Many young people in the community didn’t think they needed the vaccine because they were healthy, Perez said, but having the medical students available to talk about their own experiences with it and the science behind it helped change minds.
‘People were proud of them’
Perez said having the opportunity to communicate with the students one-on-one without having to go to a doctor’s office made all the difference.
“People were proud of them,” Perez said. “They were proud to see Latinos working to get into medicine.”
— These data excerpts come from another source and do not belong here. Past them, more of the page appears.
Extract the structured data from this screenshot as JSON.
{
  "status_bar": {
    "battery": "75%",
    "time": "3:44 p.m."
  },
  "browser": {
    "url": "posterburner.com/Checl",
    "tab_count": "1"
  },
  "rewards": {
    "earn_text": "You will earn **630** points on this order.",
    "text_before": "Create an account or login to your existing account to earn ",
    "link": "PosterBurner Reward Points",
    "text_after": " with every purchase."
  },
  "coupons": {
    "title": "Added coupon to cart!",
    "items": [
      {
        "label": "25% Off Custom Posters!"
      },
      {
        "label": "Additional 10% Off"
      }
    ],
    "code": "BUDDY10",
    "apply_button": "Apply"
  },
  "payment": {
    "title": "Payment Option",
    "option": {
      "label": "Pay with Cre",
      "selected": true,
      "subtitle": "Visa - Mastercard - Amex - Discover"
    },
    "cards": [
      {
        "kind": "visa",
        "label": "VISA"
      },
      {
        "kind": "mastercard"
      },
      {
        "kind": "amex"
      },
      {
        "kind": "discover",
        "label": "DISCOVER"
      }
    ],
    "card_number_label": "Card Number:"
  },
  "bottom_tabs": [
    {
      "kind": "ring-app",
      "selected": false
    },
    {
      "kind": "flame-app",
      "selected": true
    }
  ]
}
Viteri stressed the importance of visibility in the community, not just by putting a familiar face to institutions like MCW, but also by helping to inspire the next generation of medical students to step into their shoes. Duarte said the group mentors pre-med students and visits local high schools.
“If I would have been able to see a Latino medical student, I think it would have been more motivating,” Duarte said. “Just being there and answering questions and saying ‘you can do it.’ Of course it’s tough. It’s a long road, but you take it step by step.”
The importance of that representation and cultural competence could make all the difference for a patient. Viteri said dealing with the virus in these communities can be “multifactorial” as residents might be living in multigenerational homes, have other medical conditions and work in jobs that they can’t afford to miss.
Understanding these challenges comes naturally to those living through them.
“That’s why we need more physicians of color,” Viteri said. “We need more physicians from underrepresented backgrounds, from immigrant backgrounds, from low-income backgrounds, because we bring that insight that is so unique and valuable that unfortunately you cannot learn in a classroom.”
As far as lessons learned through the outreach, Duarte said being attentive to the community’s concerns is something the group plans to practice as physicians.
“Just take the extra few minutes,” Duarte said. “Never be too good to answer the small questions. They can make a huge difference.”